What if I told you that there was a way of eating that allows you to eat the “off-limits” and “bad” food that you love without feeling guilty AND still prioritize your health at the same time?
You may ask, is that even possible in this day and age? The answer is, yes!
What Does it Mean to be Truly Healthy?
What do you think of when you hear the word "healthy"?
Does it mean eating all the “good” and “right” foods and avoiding all the “bad” and “unhealthy” foods? Or does it mean going to the gym every day and lifting weights? Or does it mean going on the next fad diet to help lose weight?
It is important to know that your health status is not determined by your weight. Just because an individual has a smaller body size does not mean that they are automatically healthy and that someone in a larger body is unhealthy.
Health is multi-factorial and a combination of many different factors including but not limited to genetic, physical, nutritional, social, mental, emotional, cultural, traditional and economic factors. Health looks different for every single person.
Being truly healthy may mean regularly engaging in a combination of lifestyle factors that you enjoy doing with consideration to what makes sense for your own personal genetic makeup.
What is Intuitive Eating?
Intuitive eating is listening to your body, tuning into your internal fullness and hunger and cues, rather than focusing on external factors like diet rules and the number on the scale. It is both a non-diet and health-promoting approach to eating that steers away from restrictive food rules, and focuses on making peace with food and ultimately healing your relationship with food.
There is no one perfect diet or way of eating and intuitive eating is all about finding what works best for you based on your unique needs.
It is important to understand that intuitive eating is also a privilege, recognizing that for many basic access to acceptable food is a challenge. For more information about food security and food access support please visit UBC’s Food Hub.
To learn more about what intuitive eating is, learn from the original intuitive eating pros, Evelyn Tribole & Elyse Resch, who created it all.
Why We Need Intuitive Eating:
Do you often feel guilty and shameful towards your food choices? Are you finding it difficult to manage your food cravings? Do you struggle with finding a balance between staying healthy and enjoying the foods you love? Are you tired on going on restrictive diets repeatedly and failing to achieve your goals?
If you answered yes to any of these questions or struggle with your relationship with food, then it is time to discover more about intuitive eating. Keep on reading below for the 10 principles of intuitive eating to help guide you.
10 Principles of Intuitive Eating:
1. Reject the diet mentality.
Let go of the unsustainable goal of weight loss and diets that lead to frustration and disappointment.
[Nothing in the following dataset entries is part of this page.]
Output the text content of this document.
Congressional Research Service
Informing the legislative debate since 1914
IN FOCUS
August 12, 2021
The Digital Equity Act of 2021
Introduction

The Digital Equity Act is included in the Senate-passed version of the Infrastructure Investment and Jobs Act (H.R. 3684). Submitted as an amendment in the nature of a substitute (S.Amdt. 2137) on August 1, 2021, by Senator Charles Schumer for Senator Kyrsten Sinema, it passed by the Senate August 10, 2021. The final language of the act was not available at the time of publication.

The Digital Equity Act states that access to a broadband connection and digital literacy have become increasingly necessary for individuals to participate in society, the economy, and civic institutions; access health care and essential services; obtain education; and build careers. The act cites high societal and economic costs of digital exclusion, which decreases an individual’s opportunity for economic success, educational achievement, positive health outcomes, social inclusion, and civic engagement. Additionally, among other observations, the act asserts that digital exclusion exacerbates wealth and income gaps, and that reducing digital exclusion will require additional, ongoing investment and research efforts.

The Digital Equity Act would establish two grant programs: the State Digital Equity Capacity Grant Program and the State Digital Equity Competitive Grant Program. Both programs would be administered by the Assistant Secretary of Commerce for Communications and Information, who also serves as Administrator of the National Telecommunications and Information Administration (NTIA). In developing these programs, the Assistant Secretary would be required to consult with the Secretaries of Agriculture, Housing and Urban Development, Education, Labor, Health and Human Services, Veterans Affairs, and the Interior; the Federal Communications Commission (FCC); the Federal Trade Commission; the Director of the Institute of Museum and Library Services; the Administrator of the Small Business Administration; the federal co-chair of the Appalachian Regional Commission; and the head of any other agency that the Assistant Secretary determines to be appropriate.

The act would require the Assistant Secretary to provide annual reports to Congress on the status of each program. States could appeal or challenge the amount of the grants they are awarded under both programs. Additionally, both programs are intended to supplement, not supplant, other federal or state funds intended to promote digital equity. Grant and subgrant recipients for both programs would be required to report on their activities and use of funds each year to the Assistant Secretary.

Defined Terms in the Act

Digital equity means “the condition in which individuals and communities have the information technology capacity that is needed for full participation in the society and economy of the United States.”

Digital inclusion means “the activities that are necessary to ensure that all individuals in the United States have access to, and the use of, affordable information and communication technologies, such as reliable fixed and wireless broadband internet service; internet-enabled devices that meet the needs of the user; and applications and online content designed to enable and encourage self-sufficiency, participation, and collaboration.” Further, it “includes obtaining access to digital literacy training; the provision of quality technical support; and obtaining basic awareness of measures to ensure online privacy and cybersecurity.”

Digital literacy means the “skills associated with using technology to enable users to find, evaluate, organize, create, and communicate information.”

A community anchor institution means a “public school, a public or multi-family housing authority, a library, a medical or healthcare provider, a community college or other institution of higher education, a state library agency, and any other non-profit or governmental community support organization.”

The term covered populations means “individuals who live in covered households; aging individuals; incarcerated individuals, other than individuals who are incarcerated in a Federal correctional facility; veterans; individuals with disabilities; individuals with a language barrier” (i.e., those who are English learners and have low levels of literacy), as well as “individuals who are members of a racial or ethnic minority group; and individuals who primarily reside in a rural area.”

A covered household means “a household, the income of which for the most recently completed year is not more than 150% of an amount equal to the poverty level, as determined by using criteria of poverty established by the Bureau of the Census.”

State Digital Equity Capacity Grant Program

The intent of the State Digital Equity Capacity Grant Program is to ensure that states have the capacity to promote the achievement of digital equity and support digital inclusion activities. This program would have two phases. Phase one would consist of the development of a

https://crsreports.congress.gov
There is no such thing as a perfect diet. The best diet you can follow is the one you can confidently maintain and enjoy in the long run. Focus on healing your relationship with food, enjoying food, nourishing your body, mental health and wellbeing instead.
2. Honour your hunger.
Most individuals are born with a natural ability to sense and feel hunger levels. Ignoring your hunger cues and restricting yourself of foods can cause uncontrollable cravings, extreme hunger and eating beyond comfort level.
3. Make peace with food.
Give yourself unconditional permission to eat all foods minus the guilt and shame. There is no “good” or “bad” foods. All foods provide us with some kind of nourishment. Food provides us with more than just physical and nutritional nourishment. Food is also is cultural, traditional, memories, moments in life and more.
4. Challenge the food police.
Rather than judging your own food choices and setting strict rules around what foods you can or cannot eat, confront the food police and ask if the thoughts are kind and true.
5. Respect your fullness.
Trust your body and ask yourself how full you feel during meals and pay attention to signs that you are no longer hungry. Our needs change on a daily basis and listening to our fullness cues can help us determine what is a comfortable fullness level for you.
6. Discover the satisfaction factor.
Choose foods you enjoy eating and create an enjoyable eating experience. Ask yourself, what foods seem pleasurable to me today? What am I craving? How do I maximize my enjoyment?
7. Honour your feelings.
Eating based on our emotions like happiness and sadness is normal. However, the issue lies with when we use food as the only way to cope with our emotions. Find ways you enjoy to destress and take care of yourself aside from just food.
8. Respect your body.
It is important to honour your body. Feeling insecure about our body is normal and result of unrealistic beauty standards. Your worth has nothing to do with your body size and you are so much more than your body. Start by respecting your body for all that it does for you.
9. Movement—feel the difference.
Add in joyful movement that you enjoy. Try to not use exercise as a form of punishment, but rather find exercise that makes you feel good. Every little bit counts.
10. Honour your health with gentle nutrition.
Be kind and gentle to yourself. Nutrition does not need to be complex. Learn to take small steps that will eventually make up bigger steps. Intuitive eating means nourishing your health and body in flexible and non-rigid ways.
Intuitive eating is a way of eating that allows you to tune into your body, honour yourself and the foods you love and truly eat in a nourishing way. When one first dives into intuitive eating, they may find it overwhelming and not sure where to start. Remember that it is all about progress over perfection and the small steps we take that make larger milestones overtime.